Se redressant avec vivacité, Aube se précipita vers Vadim, le poing tendu en avant. Si frapper était le seul moyen de capter son attention, elle le ferait de toutes ses forces. Il lui suffit d'un instant pour la repérer et anticiper son geste. D'un coup de paume, il la repoussa. Aube ne fléchit pas. Aiguisée par la rage, elle enchaîna avec un coup de pied aérien qu'elle asséna puissamment sur le bras de l'instructeur, qui se contracta pour amortir l'impact.

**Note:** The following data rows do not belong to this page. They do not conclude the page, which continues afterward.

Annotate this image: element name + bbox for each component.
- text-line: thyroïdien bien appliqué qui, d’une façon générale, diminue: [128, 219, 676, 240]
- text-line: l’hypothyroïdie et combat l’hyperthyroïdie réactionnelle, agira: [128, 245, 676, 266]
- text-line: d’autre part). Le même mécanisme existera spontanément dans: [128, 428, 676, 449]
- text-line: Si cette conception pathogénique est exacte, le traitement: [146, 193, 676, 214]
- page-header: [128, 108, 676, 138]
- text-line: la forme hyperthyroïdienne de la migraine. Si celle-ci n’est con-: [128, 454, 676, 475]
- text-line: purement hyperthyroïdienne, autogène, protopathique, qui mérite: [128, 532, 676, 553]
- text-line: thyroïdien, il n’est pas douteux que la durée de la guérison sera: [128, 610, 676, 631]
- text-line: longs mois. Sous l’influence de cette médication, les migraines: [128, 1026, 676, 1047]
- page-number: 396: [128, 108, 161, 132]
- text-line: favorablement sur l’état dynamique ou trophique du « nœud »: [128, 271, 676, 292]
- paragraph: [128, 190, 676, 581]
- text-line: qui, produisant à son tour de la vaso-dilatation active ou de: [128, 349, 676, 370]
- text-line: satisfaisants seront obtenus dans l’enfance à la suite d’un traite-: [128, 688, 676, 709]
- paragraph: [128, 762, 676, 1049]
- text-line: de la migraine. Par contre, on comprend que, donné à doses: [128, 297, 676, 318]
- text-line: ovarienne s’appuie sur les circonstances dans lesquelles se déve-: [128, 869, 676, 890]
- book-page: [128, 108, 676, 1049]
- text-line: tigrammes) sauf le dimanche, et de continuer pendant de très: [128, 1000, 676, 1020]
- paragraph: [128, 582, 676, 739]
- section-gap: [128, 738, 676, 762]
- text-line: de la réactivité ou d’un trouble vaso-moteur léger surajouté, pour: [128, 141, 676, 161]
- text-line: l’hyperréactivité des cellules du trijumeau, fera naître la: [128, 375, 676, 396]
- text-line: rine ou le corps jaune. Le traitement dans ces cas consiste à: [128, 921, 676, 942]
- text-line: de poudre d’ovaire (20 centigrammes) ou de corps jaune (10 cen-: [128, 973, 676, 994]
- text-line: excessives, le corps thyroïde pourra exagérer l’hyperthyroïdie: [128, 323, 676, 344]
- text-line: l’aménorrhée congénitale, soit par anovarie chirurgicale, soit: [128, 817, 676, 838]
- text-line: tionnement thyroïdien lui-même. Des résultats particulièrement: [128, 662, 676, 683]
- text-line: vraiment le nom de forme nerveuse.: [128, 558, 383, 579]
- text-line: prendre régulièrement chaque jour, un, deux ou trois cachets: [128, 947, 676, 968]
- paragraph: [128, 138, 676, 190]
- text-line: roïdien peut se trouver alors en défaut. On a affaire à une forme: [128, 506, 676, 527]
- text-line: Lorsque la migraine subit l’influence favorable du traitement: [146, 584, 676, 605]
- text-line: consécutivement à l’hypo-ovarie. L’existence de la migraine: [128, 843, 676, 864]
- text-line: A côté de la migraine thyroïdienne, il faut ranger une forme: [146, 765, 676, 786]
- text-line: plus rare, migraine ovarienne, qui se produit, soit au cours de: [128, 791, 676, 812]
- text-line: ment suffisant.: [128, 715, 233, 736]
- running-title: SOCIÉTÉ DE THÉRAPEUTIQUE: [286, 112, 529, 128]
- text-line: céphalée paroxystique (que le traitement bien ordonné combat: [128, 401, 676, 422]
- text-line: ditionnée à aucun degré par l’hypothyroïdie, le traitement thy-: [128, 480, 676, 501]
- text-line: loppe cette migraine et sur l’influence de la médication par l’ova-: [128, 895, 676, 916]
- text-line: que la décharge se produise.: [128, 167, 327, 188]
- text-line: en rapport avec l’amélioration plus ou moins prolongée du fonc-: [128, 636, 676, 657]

C'était encore elle... Aube... Jaya reconnut sa longue chevelure bouclée tourbillonnant autour de ses épaules lors de son demi-tour d'attaque. Ses sourcils se froncèrent involontairement ; elle n'appréciait guère de la voir si proche de son mari, sachant pertinemment ce qu'elle avait osé faire dans l'entrepôt.
Vadim bouillait de l'intérieur lorsqu'il acheva sa grotesque tentative en la projetant d'une cheville en arrière. La combattante s'écrasa dos contre le sol en criant, tordue de douleur et plus vexée que jamais.
Il l'avait terrassée devant elle... Sans pitié... Elle en avait du mal à respirer tant le sentiment hargneux d'impuissance et de déception comprimait sa poitrine. Vadim la surplombait, l'œil féroce.
— On attaque pas... dans le dos...
Vivement la sélection... que cette femme trop bornée puisse quitter le camp et lui lâcher la grappe.